Pendawa sekarang sudah beristirahat. Namun, putra Durna, Aswatama, yang telah melarikan diri dari medan perang, kembali menyelinap ke Ngastina pada malam hari untuk melakukan balas dendam. Setelah mereka, Pendawa, terlelap tidur, dia membunuh Raden Drestajumena, Dewi Srikandi, putra Drupadi, Raden Pancawala, dan janda Suyudana, Banowati yang tengah berbahagia menikmati kembali cinta pertamanya, Arjuna, setelah kematian suaminya. Dia juga berupaya membunuh Parikesit, cucu Arjuna yang masih kecil, tetapi bayi itu telah tidur bersama mengenakan Pasopati di kakinya. Karena terkejut oleh orang yang masuk dengan tiba-tiba pada tengah malam, bayi itu terbangun. Panah Pasopati, yang sudah melesat, lolos melewati punggungnya, dan Aswatama terluka pundaknya.
Fajar tiba, dan pembunuhan pada malam hari pun diketahui. Karena terkejut, Pendawa memutuskan untuk berpisah.
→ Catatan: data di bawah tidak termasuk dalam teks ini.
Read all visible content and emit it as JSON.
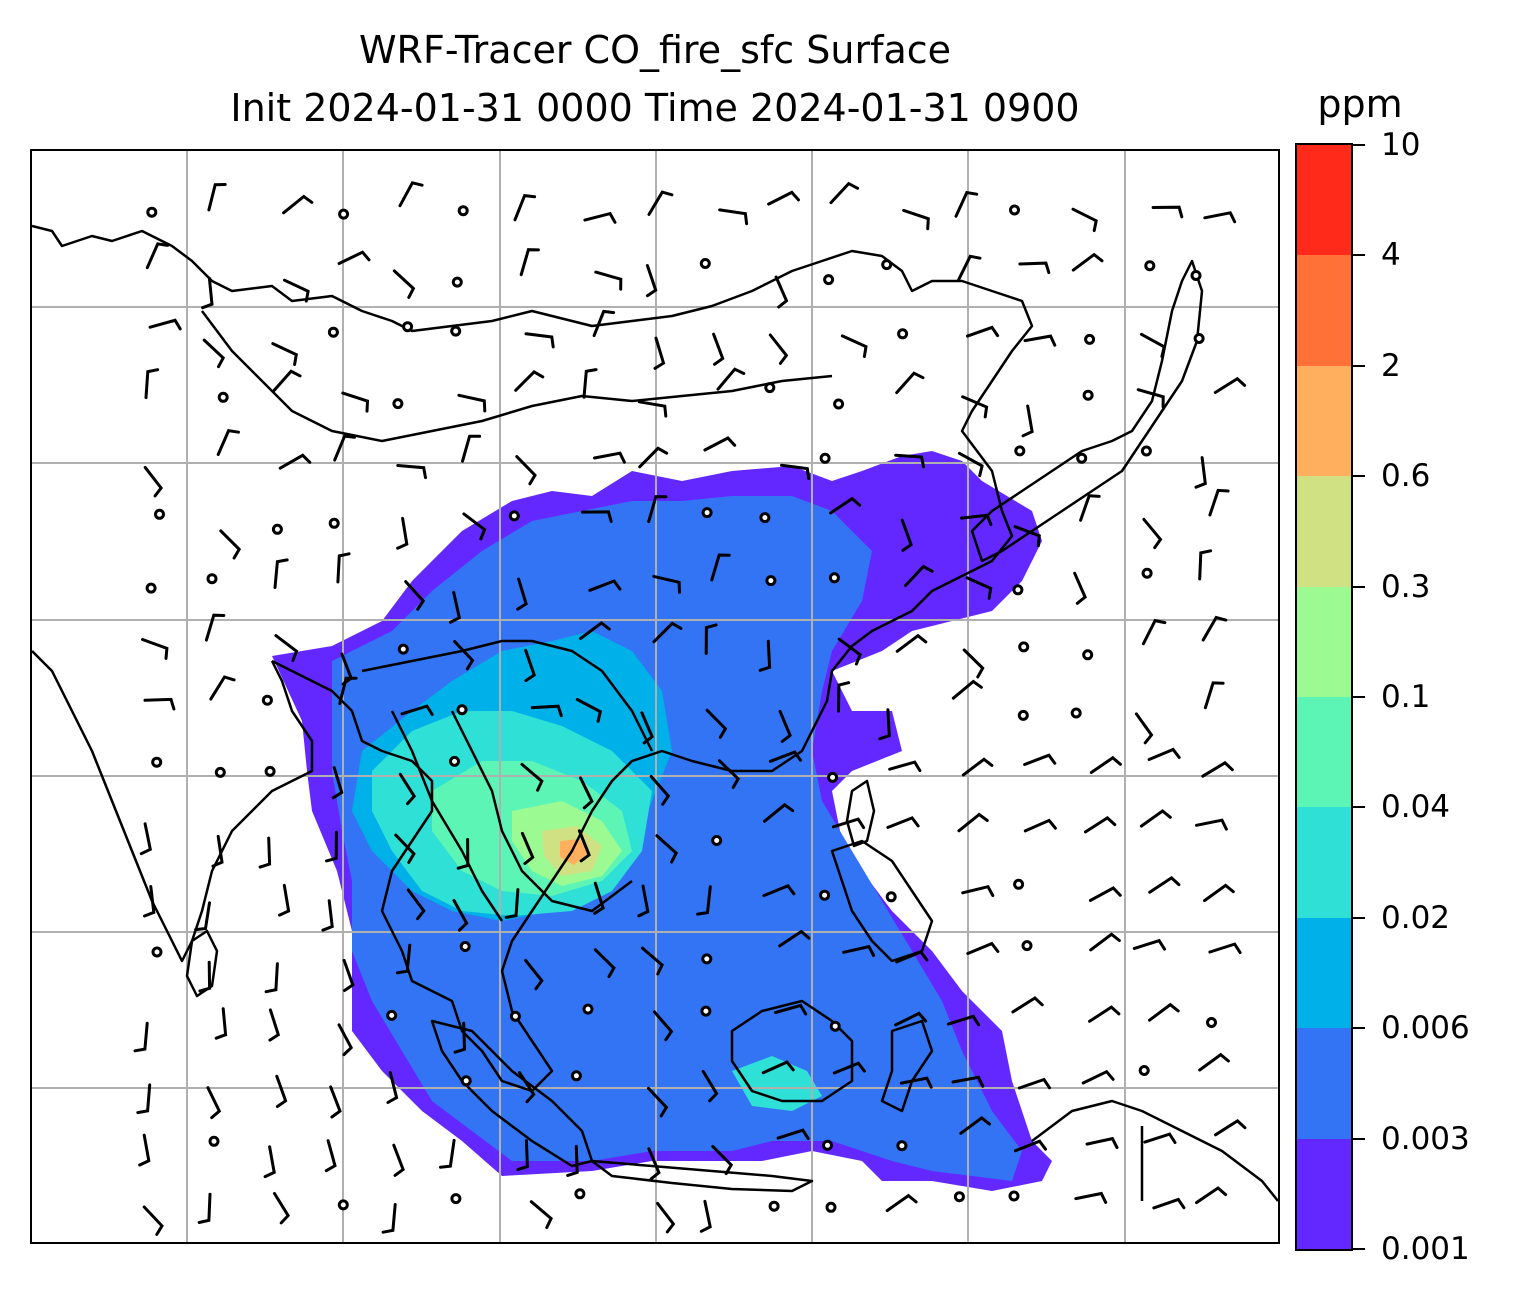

Kresna kembali ke Dwarawati dengan setyaki dan Udawa. Baladewa ditinggal untuk membimbing dan mengasuh Parikesit muda, yang suatu hari nanti akan menguasai Ngastina yang baru. Lima bersaudara, ditemani Drupadi dan pengikutnya yang setia, mulai mendaki Gunung Mahameru. Namun, karena berat oleh darah yang telah ditumpahkan, kekuatan mereka berkurang setelah mereka mendekati gunung suci itu menuju surga.
Satu demi satu mereka tersungkur dalam perjalanan, pertama Drupadi, kemudian Sadewa, Nangkula, Arjuna, dan akhirnya Wrekudara. Hanya Yudistira yang suci yang mencapai gerbang surga. Di sana dia diundang masuk, sendiri, tetapi dia menolak selama istrinya, saudara-saudaranya, dan pengikutnya dibiarkan tetap di luar. Para dewa akhirnya berubah pikiran, dan seluruh rombongan itu memasuki wilayah bintang gemintang, tugas mereka di atas bumi sekarang setidaknya sudah terpenuhi.